Saturday, August 16, 2008

Substance and Entity

Entity is a concept, and, like substance, is a tool by which we grasp reality. Reality in itself is what it is whether we conceive of things as entities, or substances, or existents.

Consider the Chinese language. Unmodified nouns in Chinese are always substances, never entities. In English we have what are called count nouns (entities) such as 'dog' and 'tree' and we have mass nouns such as 'gold' and 'grass' and 'rice.' Count nouns speak of individuals, and can be counted. Mass nouns speak of substances, and cannot. One can own 'a dog' or cut down 'three trees' but one does not own 'a gold' or cut down 'three grasses.' Mass nouns must be quantified with a quantifying word which serves as a unit. One can own a piece of gold or cut a blade of grass. In Chinese, except for quantifiers, all nouns are inherently mass nouns.

From Wikipedia:

Chinese nouns require counters (also termed measure words or classifiers) in order to be counted. That is, when specifying the amount of a countable noun, the counter has to agree with the noun. Hence one must say "兩頭牛/两头牛 two head of cattle", not two cows, with "頭/头 head" being the unit of measurement, or measure word. This phenomenon is common in East Asian languages. (In English, some words, as in the cited example of "cattle", are often paired with a noun used much like the Chinese measure word. Bottle in "two bottles of wine" or piece in "three pieces of paper" are examples; one does not typically say, "two wines" or "three papers", unless talking about types of wine or academic research respectively.)

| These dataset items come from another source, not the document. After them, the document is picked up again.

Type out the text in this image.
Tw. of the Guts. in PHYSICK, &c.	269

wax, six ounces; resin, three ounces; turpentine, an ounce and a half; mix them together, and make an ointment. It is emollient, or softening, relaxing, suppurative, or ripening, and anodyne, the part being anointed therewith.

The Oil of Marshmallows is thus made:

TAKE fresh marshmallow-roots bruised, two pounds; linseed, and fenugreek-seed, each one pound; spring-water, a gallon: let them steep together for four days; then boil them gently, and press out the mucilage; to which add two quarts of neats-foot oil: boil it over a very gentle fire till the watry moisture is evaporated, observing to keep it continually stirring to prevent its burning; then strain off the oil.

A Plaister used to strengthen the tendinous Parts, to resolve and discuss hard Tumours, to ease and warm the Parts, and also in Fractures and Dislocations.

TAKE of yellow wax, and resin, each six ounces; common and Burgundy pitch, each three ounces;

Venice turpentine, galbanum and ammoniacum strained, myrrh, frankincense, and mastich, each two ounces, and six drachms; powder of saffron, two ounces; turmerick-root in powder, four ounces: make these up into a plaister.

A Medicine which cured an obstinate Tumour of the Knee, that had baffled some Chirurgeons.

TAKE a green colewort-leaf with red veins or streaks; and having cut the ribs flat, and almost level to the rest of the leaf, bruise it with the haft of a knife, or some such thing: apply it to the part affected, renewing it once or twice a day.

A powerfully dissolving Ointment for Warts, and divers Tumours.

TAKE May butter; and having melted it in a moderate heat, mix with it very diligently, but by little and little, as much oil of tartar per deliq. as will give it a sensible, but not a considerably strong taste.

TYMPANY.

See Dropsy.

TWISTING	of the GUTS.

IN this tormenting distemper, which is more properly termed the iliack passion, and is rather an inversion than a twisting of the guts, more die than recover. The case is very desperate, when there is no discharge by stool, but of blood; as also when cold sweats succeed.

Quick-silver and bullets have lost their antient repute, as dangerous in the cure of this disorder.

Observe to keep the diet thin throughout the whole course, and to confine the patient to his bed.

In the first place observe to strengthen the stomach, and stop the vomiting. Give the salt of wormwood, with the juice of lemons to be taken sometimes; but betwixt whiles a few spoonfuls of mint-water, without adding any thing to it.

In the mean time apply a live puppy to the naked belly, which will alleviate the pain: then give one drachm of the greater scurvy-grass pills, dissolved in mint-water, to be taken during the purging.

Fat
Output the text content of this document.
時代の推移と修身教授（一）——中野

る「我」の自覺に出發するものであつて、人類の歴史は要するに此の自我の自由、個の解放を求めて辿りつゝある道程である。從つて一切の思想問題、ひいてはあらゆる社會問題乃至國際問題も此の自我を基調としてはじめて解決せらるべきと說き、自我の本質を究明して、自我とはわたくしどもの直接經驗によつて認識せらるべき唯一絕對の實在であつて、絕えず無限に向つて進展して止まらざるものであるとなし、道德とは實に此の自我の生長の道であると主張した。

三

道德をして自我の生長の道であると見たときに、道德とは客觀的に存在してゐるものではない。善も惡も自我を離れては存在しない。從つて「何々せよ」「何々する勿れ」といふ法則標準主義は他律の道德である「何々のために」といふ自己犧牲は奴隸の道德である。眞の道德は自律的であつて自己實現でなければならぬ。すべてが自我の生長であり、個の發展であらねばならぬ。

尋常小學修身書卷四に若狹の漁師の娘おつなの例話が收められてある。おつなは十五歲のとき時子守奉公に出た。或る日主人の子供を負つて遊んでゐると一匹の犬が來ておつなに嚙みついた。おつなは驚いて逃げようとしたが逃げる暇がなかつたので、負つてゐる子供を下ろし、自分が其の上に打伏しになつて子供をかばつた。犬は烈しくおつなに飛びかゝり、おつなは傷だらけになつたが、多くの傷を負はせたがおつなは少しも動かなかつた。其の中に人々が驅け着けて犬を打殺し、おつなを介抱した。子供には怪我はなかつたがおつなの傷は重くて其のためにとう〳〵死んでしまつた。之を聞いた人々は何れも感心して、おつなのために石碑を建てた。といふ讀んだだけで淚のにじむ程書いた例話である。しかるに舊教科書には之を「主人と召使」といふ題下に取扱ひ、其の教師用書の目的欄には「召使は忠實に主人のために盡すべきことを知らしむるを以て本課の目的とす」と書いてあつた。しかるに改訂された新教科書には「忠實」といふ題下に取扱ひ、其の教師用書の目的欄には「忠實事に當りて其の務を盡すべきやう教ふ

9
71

Substances and entities are different ways of speaking of things that exist physically no matter how we do or do not think of them. One can say look at that body (entity) or look at that flesh (substance). A person can be a "waste of flesh." Now, of course, humans are, by their nature, individuated. It might be hard to say whether a plant with three trunks is a sparse bush or three merged trees. But a living human is an individual, even if the living individual has a parasitic conjoined "twin."

Rand speaks of units as the way by which we measure substance as if it were entity. Chinese, and many other languages do this with all existents by speaking of one body of man and one grain of rice.

Psychoepistemologically, entities are prior, since the first given is the body, which is an entity. We experience existence as a body within a world of bodies. Everything of which we are aware is a body, or exists in relation to a body. It is the bodily, and not material or substance which is given.

In nature, the term which we use depends on scale. Prospectors find nuggets of gold which are big enough to be treated as entities, and they find gold dust, which, due to matters of scale, is treated as if it is a substance. But substances are always definite. The always have some definite extension, some definite amount, even if that amount is so fine grained that we find it difficult to measure. In the end, we find some whole number of atoms of gold, we do not find three and 3/4 of an atom of gold.

Everything that exists is some definite thing. To that extent, we can say that all existents are entities – or are substances comprised of entities. There is a finite number of molecules of gas in a gust of wind. To speak of the molecules as individuals is perverse so far as every day usage is concerned. At our scale, treating air as a mass noun makes sense. But the perspective of language can change according to the needs of mental economy. Whatever our needs, the underlying reality is what it is regardless.